Wenn man die Autobahn 620 nicht mehr durch die Stadt, sondern sie in Höhe des Messegeländes durchs Deutschmühlental bis zur A 6 an der Goldenen Bremm führt, dann könnte man Verkehr in der Innenstadt vermeiden. Eine nette Idee sei das, heißt es im Saarbrücker Baudezernat, aber einer ernsthaften Überprüfung halte sie nicht stand. Und eine solche Überprüfung hat das Baudezernat vorgenommen. Ergebnis der „internen Untersuchung“: Die Südumfahrung wäre baulich und finanziell eine mindestens so große Herausforderung wie ein Stadtautobahntunnel – und sie würde eher Verkehr „anlocken“ als vermeiden.

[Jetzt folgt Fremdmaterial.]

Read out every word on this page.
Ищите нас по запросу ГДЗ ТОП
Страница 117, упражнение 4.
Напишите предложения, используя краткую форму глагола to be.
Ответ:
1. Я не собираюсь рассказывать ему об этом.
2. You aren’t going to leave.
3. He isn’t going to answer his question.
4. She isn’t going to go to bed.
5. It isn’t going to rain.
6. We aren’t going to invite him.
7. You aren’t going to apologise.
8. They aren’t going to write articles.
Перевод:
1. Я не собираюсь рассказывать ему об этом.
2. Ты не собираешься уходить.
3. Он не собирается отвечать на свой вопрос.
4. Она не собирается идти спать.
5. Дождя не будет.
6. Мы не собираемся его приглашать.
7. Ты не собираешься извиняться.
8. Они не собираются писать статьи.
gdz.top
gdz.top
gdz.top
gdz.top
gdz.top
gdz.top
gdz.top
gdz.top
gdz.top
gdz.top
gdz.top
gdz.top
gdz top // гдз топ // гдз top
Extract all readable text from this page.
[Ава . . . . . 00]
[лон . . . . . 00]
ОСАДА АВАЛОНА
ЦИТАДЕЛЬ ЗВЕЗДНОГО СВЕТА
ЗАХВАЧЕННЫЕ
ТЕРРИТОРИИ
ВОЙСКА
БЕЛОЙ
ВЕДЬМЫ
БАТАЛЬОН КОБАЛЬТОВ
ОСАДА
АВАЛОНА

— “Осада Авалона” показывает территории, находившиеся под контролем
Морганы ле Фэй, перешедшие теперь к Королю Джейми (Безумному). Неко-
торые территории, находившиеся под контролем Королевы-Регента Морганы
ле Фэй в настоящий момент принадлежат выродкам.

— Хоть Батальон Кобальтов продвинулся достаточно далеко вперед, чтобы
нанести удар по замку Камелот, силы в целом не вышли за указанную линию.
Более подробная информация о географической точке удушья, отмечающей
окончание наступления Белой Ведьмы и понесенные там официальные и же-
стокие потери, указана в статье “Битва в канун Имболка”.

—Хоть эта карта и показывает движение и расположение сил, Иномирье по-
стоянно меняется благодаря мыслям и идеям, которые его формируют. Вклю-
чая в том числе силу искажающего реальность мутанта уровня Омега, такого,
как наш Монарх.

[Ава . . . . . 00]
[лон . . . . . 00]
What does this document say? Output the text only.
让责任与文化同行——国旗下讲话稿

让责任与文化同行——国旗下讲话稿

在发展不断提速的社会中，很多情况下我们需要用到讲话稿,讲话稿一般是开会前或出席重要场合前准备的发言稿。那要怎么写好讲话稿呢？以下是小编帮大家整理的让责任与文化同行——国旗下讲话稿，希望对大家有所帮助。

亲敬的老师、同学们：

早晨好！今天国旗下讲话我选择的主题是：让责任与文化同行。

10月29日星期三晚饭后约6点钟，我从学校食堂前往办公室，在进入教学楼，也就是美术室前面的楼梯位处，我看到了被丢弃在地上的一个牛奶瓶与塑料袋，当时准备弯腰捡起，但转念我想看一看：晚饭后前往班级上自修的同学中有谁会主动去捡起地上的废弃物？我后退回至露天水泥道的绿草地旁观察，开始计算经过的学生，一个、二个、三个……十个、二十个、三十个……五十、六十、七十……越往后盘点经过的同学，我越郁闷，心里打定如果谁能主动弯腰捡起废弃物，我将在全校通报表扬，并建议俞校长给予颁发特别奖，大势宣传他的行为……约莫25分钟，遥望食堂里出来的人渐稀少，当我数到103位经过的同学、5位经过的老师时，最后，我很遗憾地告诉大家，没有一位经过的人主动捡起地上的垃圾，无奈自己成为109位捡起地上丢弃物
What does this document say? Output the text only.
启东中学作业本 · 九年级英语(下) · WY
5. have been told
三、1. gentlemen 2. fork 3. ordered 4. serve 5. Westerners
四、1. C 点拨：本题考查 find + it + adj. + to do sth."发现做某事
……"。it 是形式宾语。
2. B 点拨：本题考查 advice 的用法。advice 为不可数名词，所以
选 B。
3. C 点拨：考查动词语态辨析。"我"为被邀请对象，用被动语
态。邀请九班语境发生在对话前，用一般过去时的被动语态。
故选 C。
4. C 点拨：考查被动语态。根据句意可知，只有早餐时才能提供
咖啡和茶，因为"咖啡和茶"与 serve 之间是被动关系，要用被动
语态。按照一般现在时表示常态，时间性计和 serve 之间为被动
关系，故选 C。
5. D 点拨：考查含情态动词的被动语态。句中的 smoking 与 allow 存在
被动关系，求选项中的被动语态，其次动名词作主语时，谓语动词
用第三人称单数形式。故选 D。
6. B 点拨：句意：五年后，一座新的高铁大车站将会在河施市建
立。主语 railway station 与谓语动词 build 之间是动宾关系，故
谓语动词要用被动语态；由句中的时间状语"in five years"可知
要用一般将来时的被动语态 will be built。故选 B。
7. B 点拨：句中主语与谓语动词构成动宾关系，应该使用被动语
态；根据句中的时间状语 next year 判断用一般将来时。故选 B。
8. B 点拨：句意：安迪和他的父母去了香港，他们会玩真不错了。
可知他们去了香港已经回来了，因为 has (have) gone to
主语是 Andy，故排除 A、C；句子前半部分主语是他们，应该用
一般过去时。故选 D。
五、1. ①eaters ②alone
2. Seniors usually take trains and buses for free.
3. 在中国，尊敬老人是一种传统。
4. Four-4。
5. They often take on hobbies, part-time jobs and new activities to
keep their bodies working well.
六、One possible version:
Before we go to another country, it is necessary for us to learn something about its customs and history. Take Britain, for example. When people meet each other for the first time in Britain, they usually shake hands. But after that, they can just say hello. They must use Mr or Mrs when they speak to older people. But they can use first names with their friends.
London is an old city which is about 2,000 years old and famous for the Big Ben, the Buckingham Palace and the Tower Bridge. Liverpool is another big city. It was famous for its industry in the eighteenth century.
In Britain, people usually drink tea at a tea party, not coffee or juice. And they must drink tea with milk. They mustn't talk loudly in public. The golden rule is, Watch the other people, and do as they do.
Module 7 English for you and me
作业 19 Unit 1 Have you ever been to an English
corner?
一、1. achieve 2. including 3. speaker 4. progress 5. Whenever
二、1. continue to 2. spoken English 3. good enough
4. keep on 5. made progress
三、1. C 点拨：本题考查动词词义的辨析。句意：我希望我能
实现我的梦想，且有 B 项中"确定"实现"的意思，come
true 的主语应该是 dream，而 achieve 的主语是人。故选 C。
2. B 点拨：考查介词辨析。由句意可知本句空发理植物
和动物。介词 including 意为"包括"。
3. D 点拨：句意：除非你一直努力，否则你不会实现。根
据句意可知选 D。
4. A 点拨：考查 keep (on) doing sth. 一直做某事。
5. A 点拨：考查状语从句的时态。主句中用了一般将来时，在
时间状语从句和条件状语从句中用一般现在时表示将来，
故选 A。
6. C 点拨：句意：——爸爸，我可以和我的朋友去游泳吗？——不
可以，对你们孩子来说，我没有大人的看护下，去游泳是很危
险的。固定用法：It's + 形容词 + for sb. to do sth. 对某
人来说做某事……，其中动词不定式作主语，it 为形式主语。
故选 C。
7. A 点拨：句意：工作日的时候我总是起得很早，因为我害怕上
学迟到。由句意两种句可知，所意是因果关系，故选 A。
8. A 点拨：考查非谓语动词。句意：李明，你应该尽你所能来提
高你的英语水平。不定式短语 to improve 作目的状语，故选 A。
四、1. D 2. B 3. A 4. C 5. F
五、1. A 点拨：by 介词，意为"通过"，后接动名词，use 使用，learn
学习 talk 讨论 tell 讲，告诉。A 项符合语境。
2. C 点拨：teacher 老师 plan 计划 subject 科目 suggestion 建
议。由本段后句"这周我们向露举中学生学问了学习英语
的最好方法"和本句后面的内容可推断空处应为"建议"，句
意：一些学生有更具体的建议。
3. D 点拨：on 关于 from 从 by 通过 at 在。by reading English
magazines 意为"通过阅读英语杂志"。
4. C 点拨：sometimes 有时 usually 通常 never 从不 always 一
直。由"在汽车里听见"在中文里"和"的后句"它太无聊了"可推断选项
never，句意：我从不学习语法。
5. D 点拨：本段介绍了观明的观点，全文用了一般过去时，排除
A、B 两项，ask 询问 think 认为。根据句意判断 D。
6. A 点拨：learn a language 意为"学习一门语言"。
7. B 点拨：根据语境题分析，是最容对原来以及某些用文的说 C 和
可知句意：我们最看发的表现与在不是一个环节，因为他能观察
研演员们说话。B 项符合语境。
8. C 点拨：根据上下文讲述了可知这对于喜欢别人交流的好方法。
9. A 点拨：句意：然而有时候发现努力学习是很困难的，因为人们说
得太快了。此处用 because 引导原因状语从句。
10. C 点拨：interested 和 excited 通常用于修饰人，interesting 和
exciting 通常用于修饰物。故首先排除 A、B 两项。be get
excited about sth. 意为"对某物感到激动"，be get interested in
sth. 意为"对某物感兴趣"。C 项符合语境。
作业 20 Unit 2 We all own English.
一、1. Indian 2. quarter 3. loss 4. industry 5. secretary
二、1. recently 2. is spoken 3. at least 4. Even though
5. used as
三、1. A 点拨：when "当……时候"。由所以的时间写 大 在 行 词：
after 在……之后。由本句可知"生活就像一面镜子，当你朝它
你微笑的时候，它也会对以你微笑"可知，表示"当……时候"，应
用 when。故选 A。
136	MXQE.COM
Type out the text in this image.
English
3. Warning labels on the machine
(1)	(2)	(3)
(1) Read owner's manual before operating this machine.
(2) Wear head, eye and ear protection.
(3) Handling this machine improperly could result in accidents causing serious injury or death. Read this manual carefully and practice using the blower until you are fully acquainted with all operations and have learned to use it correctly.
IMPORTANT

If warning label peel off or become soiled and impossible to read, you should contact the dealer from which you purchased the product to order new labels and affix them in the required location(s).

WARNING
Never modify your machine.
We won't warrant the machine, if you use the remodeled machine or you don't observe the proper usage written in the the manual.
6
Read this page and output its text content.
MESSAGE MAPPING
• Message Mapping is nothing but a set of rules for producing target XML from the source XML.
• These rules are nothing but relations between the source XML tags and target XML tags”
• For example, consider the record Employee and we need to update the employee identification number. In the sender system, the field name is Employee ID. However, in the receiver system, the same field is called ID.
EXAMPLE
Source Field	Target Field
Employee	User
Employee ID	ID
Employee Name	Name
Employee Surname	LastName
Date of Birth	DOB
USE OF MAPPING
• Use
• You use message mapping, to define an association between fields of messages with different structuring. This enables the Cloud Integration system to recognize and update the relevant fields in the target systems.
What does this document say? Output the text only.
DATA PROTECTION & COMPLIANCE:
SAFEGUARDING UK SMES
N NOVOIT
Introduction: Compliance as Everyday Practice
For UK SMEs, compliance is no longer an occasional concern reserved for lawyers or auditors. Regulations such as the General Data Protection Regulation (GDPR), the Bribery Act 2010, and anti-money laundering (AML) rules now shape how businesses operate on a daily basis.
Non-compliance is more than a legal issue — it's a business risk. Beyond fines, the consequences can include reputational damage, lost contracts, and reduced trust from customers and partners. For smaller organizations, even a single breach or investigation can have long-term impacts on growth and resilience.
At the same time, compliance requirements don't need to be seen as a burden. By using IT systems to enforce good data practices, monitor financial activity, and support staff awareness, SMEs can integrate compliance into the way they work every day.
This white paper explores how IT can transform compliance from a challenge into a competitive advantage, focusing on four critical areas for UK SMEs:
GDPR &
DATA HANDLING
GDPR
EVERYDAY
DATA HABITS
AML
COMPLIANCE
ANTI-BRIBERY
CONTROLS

Unter anderem müsste ein etwa ein Kilometer langer Tunnel im Schanzenberg gegraben werden. Über das Landschaftsschutzgebiet müsste eine etwa 600 Meter lange Brücke gebaut werden. Etwa 80 Prozent des Verkehrs würde aber dennoch nicht auf die neue Autobahn abbiegen, sondern in die Innenstadt fahren. Das haben zumindest die Verkehrszählungen des Baudezernats ergeben. Demnach wollen acht von zehn Autofahrern, die auf der Stadtautobahn unterwegs sind, in die Stadt reinfahren und nicht bloß durch. Die neue Autobahn wäre dennoch nicht leer, vermuten die Stadtplaner.

„Die Südumfahrung würde vom Verkehr angenommen, aber von Verkehr, der nicht in die Innenstadt will“, heißt es in der Untersuchung. Baudezernentin Rena Wandel-Hoefer befürchtet, dass Fernverkehr, der bisher das Neunkircher Kreuz nutzt, dann durchs Deutschmühlental rollt, also Saarbrücken zusätzlich belastet. Weil ein Großteil des Verkehrs, der über die Autobahn in die Innenstadt kommt, Pendlerverkehr sei, müsse man darüber nachdenken, wie man Menschen, die in Saarbrücken arbeiten, dazu bewegen kann, mit öffentlichen Verkehrsmitteln zu kommen. Die Arbeit an einem solchen Konzept lohne sich mehr, als weiter eine neue Straße zu planen. „Die Südumfahrung ist keine Lösung“, heißt es dagegen in der Untersuchung des Baudezernats.